Inspecting the direction of regression coefficients in each infant feeding mode using bar and volcano plots shows that more CpGs related to EFF have negative regression coefficients (representing decreased methylation from birth to 10 years) than EBF and mixed feeding (Figure 3 and Figure 4).
A linear regression model suggests that globally, over all 292,366 CpGs, the average DNAm declined more in exclusive formula-feed infants compared breastfed infants (Table 3). The mixed feeding mode showed no statistically significant association with the overall changes in DNAm between birth and 10 years of age.
Table 3.
Feeding Mode | Coeff 1 | Standard Error | p-Value |
---|---|---|---|
Exclusively formula fed for at least 13 weeks | −0.029 | 0.012 | 0.02 |
Mixture of breastmilk with formula/solids before 13 weeks | −0.004 | 0.007 | 0.58 |
Exclusively breastfed for at least 13 weeks | Reference |
1 Coeff: Regression coefficients represent change in overall mean DNAm of 292366 CpGs from birth to age 10 (ΔDNAm residuals controlling for cell types and season of blood collection at both time points) upon exposure to feeding modes (adjusting for confounders).
In addition, the percentage of CpGs with a more pronounced reduction in DNAm (ΔDNAm in the lower quartile of the distribution) was 4.7% (reflecting 13, 683 CpGs) higher in exclusive formula-feed compared to breast-fed infants controlling for confounders (Table 4). No associations were found for the mixed infant feeding mode and for the percentages of ΔDNAm increases over all CpGs. The average DNAm changes and the percentages of DNAm in the lower and upper quartile did not deviate from a multi-variate normal distribution.
Table 4.
Feeding Mode | Below Q1 1 (Lowest Quartile) |
Above Q3 2 (Highest Quartile) |
||
---|---|---|---|---|
Coeff 3 (in Percent) |
p-Value | Coeff 4 (in Percent) |
p-Value | |
Exclusively formula fed for at least 13 weeks | 4.7 | 0.001 | −0.8 | 0.57 |
Mixture of breastmilk with formula/solids before 13 weeks | 1.3 | 0.13 | 0.4 | 0.65 |
Exclusively breastfed for at least 13 weeks | Reference |
1 Below Q1 represents percentages of CpGs that are lower than the Q1 level in the children. 2 Above Q3 represents percentages of CpGs that are higher than the Q3 level in the children. 3 Coeff is the regression coefficient that represents the difference of percentage of CpGs per participant that have delta-residuals below median Q1 cutoff comparing to the reference feeding model after adjusting for confounders (infant’s sex, cell compositions and season of blood collection at birth and age 10 years, maternal age at delivery, maternal smoking during pregnancy, mode of delivery, birthweight, birth order, and family socioeconomic status). 4 Coeff is the regression coefficient that represents the difference of percentage of CpGs per participant that has delta-residuals above median Q3 cutoff after adjusting for confounders (infant’s sex, cell compositions and season of blood collection at birth and age 10 years, maternal age at delivery, maternal smoking during pregnancy, mode of delivery, birthweight, birth order, and family socioeconomic status).

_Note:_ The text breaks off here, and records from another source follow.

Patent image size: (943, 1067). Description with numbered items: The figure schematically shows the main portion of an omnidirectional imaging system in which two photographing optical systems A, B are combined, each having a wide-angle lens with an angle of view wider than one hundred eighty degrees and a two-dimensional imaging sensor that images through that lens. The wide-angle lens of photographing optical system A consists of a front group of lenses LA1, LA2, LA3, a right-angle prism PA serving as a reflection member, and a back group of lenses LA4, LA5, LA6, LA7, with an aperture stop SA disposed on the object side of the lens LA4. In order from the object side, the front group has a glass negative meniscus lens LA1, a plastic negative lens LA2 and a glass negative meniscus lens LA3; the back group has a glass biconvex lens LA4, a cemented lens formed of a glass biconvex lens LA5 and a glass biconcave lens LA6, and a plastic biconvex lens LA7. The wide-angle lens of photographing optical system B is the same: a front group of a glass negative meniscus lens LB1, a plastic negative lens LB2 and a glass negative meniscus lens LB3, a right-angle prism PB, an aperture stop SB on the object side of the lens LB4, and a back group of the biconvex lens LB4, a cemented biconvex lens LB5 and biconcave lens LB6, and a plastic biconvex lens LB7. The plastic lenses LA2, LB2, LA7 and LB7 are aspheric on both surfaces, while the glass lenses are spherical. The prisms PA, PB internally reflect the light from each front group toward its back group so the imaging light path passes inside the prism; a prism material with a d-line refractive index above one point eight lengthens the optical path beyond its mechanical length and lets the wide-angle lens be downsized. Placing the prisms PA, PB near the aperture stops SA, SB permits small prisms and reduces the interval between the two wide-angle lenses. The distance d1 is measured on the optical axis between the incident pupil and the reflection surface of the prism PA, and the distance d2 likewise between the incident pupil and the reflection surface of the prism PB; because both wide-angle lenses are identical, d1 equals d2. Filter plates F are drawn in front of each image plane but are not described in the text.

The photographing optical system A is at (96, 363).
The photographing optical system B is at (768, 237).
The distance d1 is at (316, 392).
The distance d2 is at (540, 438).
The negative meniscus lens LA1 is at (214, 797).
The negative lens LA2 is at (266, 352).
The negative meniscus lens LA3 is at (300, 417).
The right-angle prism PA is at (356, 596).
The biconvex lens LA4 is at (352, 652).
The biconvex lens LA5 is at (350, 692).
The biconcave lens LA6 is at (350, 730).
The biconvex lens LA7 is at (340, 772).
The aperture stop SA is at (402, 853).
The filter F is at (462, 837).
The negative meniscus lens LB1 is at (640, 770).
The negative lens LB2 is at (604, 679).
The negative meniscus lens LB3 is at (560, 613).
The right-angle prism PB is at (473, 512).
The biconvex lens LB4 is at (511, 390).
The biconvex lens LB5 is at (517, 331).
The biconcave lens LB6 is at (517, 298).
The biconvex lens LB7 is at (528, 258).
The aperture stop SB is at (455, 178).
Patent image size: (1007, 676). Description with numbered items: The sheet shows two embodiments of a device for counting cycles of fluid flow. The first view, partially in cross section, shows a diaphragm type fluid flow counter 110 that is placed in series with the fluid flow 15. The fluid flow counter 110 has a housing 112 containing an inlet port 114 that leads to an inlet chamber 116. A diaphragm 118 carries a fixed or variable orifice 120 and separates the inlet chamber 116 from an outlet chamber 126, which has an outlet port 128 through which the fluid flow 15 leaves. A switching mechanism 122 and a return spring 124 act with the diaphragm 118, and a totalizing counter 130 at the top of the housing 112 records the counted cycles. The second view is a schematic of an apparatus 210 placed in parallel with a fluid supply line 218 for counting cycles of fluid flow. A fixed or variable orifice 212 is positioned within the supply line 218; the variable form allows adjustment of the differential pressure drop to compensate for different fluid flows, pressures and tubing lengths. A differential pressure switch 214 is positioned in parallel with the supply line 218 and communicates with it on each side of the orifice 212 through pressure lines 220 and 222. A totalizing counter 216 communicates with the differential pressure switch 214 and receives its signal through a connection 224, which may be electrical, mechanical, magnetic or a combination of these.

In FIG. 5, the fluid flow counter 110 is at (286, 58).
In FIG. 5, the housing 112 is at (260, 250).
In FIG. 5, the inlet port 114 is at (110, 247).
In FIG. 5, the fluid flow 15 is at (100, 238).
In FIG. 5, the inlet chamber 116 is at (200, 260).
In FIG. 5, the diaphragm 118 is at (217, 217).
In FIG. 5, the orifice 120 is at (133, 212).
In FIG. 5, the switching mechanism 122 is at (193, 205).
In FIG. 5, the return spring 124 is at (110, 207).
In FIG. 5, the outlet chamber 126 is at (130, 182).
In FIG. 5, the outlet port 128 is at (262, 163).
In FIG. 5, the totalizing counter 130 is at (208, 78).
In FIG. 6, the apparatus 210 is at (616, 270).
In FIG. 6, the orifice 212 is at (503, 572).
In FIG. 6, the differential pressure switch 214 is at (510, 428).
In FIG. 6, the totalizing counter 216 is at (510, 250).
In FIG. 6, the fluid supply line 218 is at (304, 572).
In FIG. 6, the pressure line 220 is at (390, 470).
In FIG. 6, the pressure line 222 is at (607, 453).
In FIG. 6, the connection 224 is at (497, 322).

Interestingly the 87 CpGs discovered for exclusive breastfeeding (EBF), exclusive formula feeding (EFF), and mixed feeding were also statistically significantly differently distributed on locations on the genes (Table 5). The 27 CpGs related to EBF were more found in the transcription start site (48%), whereas the 48 CpGs related to EFF and the 12 CpGs linked to mixed feeding were found more in the body of the gene (35.4% and 50%, respectively).
Table 5.
Exclusive Breast-Feeding (%) | Exclusive Formula Feeding (%) | Mixed Feeding (%) | Chi-Square Test, p-Value | |
---|---|---|---|---|
Transcription start sites (TSS) | 13 (48) | 17 (35) | 0 | 0.04 |
Not TSS | 14 (52) | 31 (65) | 12 (100) | |
Body of the gene incl. Exon 1 | 5 (18.5) | 17 (35.4) | 6 (50) | 0.009 |
Not the body of the gene | 22 (81.5) | 31 (64.6) | 6 (50) |
# Whenever multiple locations on the gene were presented (e.g., Body, TSS1500), we counted both locations.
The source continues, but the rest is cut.